Schießlich haben die Unternehmer in der Regel wenig Interesse, Geld und Ressourcen für Präventionsmaßnahmen auszugeben, solange es genügend Arbeitskräfte gibt, welche die wegen Krankheit ausscheidenden Kräfte ersetzen können. Historisch sorgten immer zwei Faktoren für Verbesserung der Arbeitsverhältnisse. Der Mangel an Arbeitskräften und der Druck einer Selbstorganisation der Gewerkschaften und Lohnabhängigen, die sich für ihre Rechte organisieren.

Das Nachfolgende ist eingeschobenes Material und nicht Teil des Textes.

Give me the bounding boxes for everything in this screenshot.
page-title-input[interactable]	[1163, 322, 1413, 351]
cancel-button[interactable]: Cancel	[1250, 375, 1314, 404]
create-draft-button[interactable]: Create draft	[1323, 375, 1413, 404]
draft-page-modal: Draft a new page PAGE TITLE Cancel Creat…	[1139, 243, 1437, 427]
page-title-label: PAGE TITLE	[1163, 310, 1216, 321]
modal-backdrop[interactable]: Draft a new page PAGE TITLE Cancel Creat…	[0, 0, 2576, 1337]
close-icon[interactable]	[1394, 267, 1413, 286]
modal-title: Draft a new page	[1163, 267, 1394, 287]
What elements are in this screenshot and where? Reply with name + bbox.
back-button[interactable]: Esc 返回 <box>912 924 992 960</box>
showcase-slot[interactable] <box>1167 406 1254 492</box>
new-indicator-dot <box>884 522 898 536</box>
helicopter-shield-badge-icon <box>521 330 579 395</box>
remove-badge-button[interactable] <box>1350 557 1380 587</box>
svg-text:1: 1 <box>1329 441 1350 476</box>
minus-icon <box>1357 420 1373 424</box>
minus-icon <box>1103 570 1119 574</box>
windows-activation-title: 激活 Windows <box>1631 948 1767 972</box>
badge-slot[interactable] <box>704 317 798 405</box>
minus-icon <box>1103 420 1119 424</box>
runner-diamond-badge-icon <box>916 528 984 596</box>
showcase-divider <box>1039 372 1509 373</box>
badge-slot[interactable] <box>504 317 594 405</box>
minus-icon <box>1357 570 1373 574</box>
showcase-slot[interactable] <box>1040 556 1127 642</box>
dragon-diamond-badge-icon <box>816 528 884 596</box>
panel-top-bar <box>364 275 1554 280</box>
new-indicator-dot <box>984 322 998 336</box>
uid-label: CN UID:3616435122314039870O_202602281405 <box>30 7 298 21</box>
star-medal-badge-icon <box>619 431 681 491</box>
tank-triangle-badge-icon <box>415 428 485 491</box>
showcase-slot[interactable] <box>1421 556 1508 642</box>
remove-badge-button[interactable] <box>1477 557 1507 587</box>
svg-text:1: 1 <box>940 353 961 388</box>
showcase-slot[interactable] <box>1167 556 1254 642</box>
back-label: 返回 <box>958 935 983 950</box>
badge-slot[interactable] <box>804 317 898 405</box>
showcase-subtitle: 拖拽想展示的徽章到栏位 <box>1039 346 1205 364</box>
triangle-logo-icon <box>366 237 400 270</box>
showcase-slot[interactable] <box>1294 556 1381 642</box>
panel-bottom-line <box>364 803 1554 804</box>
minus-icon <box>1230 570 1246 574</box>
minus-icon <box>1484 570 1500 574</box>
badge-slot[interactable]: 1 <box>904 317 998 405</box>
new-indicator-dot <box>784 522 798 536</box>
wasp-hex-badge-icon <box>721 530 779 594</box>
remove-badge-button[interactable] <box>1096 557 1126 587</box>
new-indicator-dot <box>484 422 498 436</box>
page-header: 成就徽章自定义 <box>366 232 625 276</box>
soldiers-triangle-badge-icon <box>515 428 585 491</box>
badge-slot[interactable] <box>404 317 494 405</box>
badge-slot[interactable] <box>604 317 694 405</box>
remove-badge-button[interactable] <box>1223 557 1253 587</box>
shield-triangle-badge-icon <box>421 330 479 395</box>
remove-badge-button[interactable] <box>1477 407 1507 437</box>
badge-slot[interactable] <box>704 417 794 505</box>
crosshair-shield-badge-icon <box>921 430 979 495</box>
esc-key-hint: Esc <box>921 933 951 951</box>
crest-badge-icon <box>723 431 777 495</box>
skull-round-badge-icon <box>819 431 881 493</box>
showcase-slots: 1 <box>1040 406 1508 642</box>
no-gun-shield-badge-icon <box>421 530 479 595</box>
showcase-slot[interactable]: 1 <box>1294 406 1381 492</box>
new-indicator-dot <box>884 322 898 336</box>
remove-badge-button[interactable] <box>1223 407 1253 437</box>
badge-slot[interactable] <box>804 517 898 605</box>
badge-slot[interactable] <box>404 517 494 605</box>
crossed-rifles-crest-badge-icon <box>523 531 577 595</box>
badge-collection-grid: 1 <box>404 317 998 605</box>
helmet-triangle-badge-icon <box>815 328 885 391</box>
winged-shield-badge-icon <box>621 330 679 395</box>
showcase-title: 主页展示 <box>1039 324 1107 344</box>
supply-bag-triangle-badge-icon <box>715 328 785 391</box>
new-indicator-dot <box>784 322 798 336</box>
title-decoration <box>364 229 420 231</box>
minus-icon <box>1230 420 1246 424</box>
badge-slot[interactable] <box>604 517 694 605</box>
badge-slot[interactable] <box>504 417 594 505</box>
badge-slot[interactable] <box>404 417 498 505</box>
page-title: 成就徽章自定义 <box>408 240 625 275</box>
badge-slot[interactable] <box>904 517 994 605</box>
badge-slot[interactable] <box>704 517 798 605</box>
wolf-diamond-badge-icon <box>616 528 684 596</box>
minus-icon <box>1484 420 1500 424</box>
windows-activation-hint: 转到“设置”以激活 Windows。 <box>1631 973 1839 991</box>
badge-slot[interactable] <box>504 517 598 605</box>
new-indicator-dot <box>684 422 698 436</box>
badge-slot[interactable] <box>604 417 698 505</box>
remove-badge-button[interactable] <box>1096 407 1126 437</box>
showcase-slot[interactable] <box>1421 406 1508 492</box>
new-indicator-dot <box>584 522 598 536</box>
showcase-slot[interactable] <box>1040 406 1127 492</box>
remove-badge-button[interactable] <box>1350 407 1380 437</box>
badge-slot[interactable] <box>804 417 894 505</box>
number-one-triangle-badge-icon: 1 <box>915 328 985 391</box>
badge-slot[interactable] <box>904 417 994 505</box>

Es gibt genügend Berichte von Arbeitskräften, die sich jahrelang für ihr Unternehmen krumm gelegt haben und alle Anforderungen und Verzichtsleistungen geschluckt haben, in der Hoffnung, bloß nicht arbeitslos zu werden. Sie berichteten oft über viele Krankheiten, die sie mit Medikamenten überdeckten, weil man sich auch Krankheitstage nicht leisten wollte. An irgendeinem Punkt war für diese Arbeitskräfte dann Schluss mit dem ewigen Verzichtüben. Sie organisierten sich für ihre Rechte und viele ihrer Leiden waren verschwunden. Es sind aber in den letzten Jahren in der Regel nicht die DGB-Gewerkschaften gewesen, die solche Selbstorganisationsprozesse gefördert und angestoßen haben. Die wenigen Ausnahmen bestätigen die Regel.

Warum nicht radikale Arbeitsverkürzung propagieren?

Zudem müssen sich die DGB-Gewerkschaften mehrheitlich fragen lassen, warum sie angesichts der Befunde nicht die Forderung nach einer radikalen Verkürzung der Lohnarbeit stärker propagieren. Das wäre nämlich eine vernünftige Forderung gegen die krankmachende Arbeitszeitverdichtung. Zudem wäre es beim gegenwärtigen Stand der Produktivkräfte eine vernünftige Forderung.

Es ist die Spezifik der kapitalistischen Verwertung, dass die eigentlich erfreuliche Entwicklung, dass der Gesellschaft die Lohnarbeit ausgeht, zu einem Fluch für die Beschäftigten wird und sie mit Stress und Burnout und immer längeren Arbeitszeiten konfrontiert werden. Hier könnte eine Bewegung, die sich auf der Höhe der Zeit mit dem Kapitalismus auseinandersetzt, ansetzen. Es war schließlich auch kein Zufall, dass sich Karl Marx im ersten Band des „Kapital“ intensiv mit dem damaligen Kampf um die Arbeitszeitverkürzung befasst hat.